I didn't test for ammonia, nitrite, or nitrate until a few days after I set up the aquarium. I then tested for ammonia, and pH. I noticed there was some ammonia, so I realized the nitrogen cycle had started. I skipped a couple of days then tested pH, ammonia, and nitrite. There was very low nitrite, this time. I skipped a few days, then I retested. Now the ammonia was zero, nitrite was zero, nitrate was ~5 ppm. After three days of getting zero ammonia, zero nitrite, and ~5 ppm nitrate, I got a betta, and a mystery snail.

Ammonia: It was zero for three days in a row. After I got my betta, and snail, it has risen to ~0.25 ppm. What's weird is that it remained about the same even after a water change.

Nitrite: constantly zero.

Nitrate: fluctuates ~5 ppm. I added more plants, cabomba, so I figure it may go lower.

I use 1 AquaClear 20, filled only with Matrix. The intake has a sponge on it.

Temp: ~ 77 - 78 F (~25C).

I neither do anything else to the aquarium, nor dose anything else. I recently added seven small pebbles to weigh down some HC. However I added the pebbles yesterday, and I have been testing the pH since last week with the mentioned results. I have tested the pH about four times during the week, or so, when I set up the aquarium, each time with the same results. I have tested the RO water twice.

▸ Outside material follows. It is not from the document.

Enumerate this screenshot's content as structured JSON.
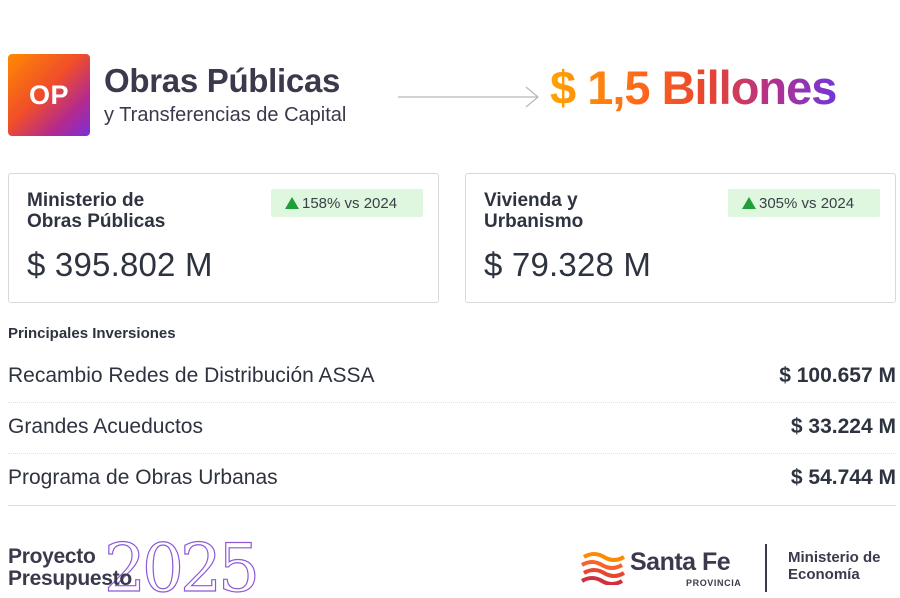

At first I figured it was the substrate, however Seachem states that neither Flourite, nor Flourite Black Sand will affect the pH.

Again, I am not concerned with the pH. It is not fluctuating in the aquarium. Obviously it rises from the ~6.5 to ~7.5 pH once in the aquarium, however it seems to remain stable once it rises to ~7.5 pH.

I am not wanting to change the pH, nor enhance it artificially. I would prefer it remains constant at a higher level than I wanted, than to artificially alter it. I only would like to understand why it is happening.


----------



## pandragon (Jul 10, 2014)

Ph changes drastically with ro water since ro water has nothing else in it to keep ph stable. Tap water has naturally (and artificially if your tap is city water) minerals like calcium carbonate that help maintain a stable ph when the water comes in contact with any liquid or gas that acts like an acid. Co2, for instance, lowers ph while it is dissolved in the water but once the plants use the co2 or the water gets stirred up by say a bubbler, the co2 trades places with other gasses and the ph rises. You might have lower ph at night when the plants are not using the co2 for growth. If you decide to inject co2 you will have to add crushed coral, lime, or another form of calcium to keep the ph from dropping too low, but you could maintain a constant ph by adding co2. But injected co2 is better left explained by the experts here.


----------



## TankAaron (Aug 8, 2014)

I understand that. However that doesn't explain why my pH is rising to ~7.5 in the aquarium. If it was due CO2 from Excel, my pH would go lower than ~6.5, the level my RO water starts at, not higher.


----------



## pandragon (Jul 10, 2014)

Excel isn't co2, its some other things some plants can use the carbon from. I am no chemist and have never use it, but itsn't the same as co2 dissolved from the air or injected from high pressure tanks. Pure water is corrosive and unstable and binds with lots of stuff in the air and tank to stabilize its ph. Ammonia can change ph as well given enough of it in the water, not sure what .25ppm would do. It is really hard to say exactly what made the water go to 7.5 rather than 7 (neutral) other than that water is more stable at 7.5 with whatever is in the environment of your water. Without a constant acid source water likes to stay over 7 in my experience.


----------